A new CMS rule on clinical data registries aimed at boosting participation in its Physician Quality Reporting System could be too vague to provide meaningful data but, according to a new U.S. Government Accountability Office report (PDF), one solution could be to require electronic health-record vendors to develop products that make it easier to extract the data that registries use.
GAO report says CMS' rule on quality reporting system may be too vague
Some viewed the flexible approach the CMS took in developing its rule on the clinical data registry program as increasing the opportunities for physicians—specialists in particular—to participate in the PQRS. But the GAO said otherwise.
The new rule was in response to congressional mandates included in the last-minute deal reached to avert the fiscal cliff last year. That legislation, the American Tax Relief Act of 2012 also ordered the GAO to study how registries could improve healthcare quality and efficiency.
The GAO reviewed studies assessing the impact of registries, interviewed officials from organizations operating existing registries, convened an expert panel to discuss registry requirements and oversight, and reviewed documents and interviewed officials from the CMS and HHS' Office of the National Coordinator for Health Information Technology.
The agency concluded that the flexible approach may “provide minimal impetus to (clinical data registries) to take full advantage of their specific opportunities to promote the quality and efficiency of care.” Also, the GAO said, the CMS did not provide details on how it would interpret or enforce the program's requirements.
By collecting large amounts of standardized clinical data over long periods of time, clinical data registries can track and interpret healthcare trends and assess physician performance. For example, the Society of Thoracic Surgeons' national database, which has been collecting data since 1989, has shown that increased use of guideline-recommended treatments has led to lower rates for mortality and postoperative stroke.
However, the GAO said, exclusive use of clinical data has correlated to a lack of studies that examine efficiency and costs. To address that problem, according to the report, privacy concerns must be addressed so that clinical registry data can be linked to payers' administrative data.
One exception cited is a Blue Cross and Blue Shield of Michigan report showing how the use of a regional surgical registry led to 2,500 fewer patients suffering surgical complications each year, which translated into an annual savings of $20 million.
Standardizing data sets collected by EHRs could help. The GAO noted that different EHRs may not differentiate between occasional and heavy smokers. Sometimes the word “pneumonia” may not appear in an EHR, so manual analysis of x-rays, stethoscope breath sounds and other data is required for inputting into a clinical data registry.

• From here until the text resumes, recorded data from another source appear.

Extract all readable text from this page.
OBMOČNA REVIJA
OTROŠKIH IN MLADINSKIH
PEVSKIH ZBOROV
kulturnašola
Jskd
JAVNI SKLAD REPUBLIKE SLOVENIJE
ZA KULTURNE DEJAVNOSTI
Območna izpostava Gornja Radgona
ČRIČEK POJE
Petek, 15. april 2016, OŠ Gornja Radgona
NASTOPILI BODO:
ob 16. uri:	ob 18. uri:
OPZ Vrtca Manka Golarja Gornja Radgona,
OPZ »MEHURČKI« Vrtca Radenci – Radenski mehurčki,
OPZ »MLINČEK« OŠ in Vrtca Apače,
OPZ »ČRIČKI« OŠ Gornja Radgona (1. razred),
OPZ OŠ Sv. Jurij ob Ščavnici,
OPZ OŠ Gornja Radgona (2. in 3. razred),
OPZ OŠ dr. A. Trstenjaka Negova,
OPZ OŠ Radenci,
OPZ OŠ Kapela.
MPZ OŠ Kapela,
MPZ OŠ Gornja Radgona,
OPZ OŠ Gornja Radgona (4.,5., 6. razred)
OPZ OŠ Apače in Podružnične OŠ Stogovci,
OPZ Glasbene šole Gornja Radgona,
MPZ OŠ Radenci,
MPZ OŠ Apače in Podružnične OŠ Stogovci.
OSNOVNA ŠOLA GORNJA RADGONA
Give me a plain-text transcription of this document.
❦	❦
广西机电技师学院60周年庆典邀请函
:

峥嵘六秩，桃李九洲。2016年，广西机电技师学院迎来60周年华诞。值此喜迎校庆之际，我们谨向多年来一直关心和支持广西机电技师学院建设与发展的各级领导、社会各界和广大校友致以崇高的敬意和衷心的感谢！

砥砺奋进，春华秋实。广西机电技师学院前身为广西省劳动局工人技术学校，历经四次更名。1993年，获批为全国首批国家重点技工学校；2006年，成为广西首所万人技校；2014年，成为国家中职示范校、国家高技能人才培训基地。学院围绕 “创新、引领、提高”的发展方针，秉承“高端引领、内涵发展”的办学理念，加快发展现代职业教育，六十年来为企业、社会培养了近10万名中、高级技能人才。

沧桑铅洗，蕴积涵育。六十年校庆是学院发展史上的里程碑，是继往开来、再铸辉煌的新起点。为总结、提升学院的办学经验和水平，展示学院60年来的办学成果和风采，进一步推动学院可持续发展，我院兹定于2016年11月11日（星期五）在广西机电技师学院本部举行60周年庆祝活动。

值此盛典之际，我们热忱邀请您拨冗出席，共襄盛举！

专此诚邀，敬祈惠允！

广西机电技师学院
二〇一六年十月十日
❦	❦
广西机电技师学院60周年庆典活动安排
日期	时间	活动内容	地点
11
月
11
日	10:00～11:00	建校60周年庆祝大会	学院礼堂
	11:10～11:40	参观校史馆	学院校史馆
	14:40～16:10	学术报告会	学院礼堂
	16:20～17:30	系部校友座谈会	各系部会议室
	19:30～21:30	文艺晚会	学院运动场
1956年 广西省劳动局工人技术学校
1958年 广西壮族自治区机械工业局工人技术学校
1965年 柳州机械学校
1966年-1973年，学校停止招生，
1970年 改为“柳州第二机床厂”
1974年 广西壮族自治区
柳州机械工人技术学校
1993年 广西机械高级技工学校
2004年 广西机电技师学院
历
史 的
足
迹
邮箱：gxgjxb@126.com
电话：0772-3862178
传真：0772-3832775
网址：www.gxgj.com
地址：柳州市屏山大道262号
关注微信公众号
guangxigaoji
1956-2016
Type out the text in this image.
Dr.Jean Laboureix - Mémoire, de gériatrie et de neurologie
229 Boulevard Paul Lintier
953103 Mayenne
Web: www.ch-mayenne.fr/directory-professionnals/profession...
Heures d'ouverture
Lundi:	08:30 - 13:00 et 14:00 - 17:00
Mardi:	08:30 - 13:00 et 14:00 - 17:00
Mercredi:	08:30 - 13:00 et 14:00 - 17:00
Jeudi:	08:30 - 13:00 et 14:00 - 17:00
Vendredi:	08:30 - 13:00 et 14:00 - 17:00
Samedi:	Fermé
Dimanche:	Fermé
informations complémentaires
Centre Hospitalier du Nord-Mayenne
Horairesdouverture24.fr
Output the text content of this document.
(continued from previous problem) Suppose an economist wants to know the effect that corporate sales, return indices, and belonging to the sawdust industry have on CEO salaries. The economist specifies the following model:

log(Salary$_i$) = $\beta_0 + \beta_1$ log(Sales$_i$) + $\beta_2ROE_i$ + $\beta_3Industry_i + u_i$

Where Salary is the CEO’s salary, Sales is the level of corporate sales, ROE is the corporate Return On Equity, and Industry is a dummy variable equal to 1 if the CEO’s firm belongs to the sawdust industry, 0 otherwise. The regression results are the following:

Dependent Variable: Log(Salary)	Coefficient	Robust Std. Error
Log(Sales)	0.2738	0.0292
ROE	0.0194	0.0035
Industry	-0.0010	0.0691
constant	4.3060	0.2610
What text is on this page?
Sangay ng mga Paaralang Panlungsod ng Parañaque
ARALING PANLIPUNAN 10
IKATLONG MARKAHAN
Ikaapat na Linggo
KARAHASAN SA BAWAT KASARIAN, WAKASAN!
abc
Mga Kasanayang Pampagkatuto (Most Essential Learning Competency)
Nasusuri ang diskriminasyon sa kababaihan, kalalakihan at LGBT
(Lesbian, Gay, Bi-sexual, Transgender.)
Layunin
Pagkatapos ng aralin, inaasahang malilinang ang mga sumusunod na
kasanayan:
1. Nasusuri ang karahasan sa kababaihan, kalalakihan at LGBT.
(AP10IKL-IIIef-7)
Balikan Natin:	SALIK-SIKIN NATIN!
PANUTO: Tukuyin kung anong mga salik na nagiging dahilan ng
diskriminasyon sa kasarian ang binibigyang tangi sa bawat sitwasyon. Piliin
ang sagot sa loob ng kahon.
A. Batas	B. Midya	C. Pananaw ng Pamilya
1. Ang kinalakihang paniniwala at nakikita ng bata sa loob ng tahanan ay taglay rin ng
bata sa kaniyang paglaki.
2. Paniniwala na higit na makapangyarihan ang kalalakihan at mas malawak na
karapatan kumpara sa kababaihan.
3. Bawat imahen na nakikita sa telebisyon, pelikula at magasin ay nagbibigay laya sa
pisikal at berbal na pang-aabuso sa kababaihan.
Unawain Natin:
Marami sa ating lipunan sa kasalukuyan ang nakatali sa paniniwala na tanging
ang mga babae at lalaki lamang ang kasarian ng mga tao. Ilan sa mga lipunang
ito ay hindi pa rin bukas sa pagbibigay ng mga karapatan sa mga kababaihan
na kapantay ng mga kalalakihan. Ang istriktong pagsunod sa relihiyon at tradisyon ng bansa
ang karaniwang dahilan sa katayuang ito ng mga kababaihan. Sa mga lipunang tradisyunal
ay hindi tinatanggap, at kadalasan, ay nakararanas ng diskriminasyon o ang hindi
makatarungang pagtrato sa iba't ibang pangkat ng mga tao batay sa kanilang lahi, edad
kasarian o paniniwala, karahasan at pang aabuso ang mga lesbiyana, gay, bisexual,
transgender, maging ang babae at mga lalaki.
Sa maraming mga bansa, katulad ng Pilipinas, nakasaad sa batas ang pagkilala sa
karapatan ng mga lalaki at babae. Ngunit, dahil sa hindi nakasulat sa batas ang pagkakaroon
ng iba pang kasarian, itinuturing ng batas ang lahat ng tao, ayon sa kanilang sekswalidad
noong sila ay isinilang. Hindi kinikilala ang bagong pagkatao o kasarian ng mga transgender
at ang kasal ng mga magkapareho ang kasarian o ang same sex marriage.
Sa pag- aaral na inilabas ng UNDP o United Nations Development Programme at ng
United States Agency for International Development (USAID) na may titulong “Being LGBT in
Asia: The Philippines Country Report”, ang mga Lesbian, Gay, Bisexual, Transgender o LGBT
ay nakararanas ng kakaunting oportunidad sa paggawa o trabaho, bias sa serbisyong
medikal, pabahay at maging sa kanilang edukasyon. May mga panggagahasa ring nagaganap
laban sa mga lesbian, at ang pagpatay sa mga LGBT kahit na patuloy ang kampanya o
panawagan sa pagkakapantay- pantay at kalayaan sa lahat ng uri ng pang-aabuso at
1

“If CDRs could receive and aggregate electronically extracted data from EHR systems, the need for manual abstraction by trained professional staff could be reduced or eliminated,” the GAO wrote. “Reducing the burden of manual data abstraction could have a number of long-term benefits, including reducing costs for physicians to participate in the CDR, reducing the amount of time a practice spends on CDR data collection activities, and increasing overall participation of physicians in CDRs.”
Through its meaningful-use program, the GAO recommends that HHS “influence the extent to which EHR systems are designed and implemented to collect data needed by CDRs to assess physician performance.”
Unless clinical data registries can overcome variations in content, storage and other specifications, they will not be able to take full advantage of an EHR's ability to collect and transmit data, the GAO concluded.
“Changes to EHR capabilities that would enable them to collect such data within existing standards are clearly feasible, but are not high priorities for providers and IT vendors because they are not included in the current set of meaningful use requirements for the EHR incentive program,” the GAO wrote. “As HHS determines what the next cycle of meaningful-use requirements should comprise, identifying data elements for measures commonly needed by CDRs and including them in meaningful-use requirements could substantially assist qualified CDRs in adapting health IT to make data collection less costly and more timely.”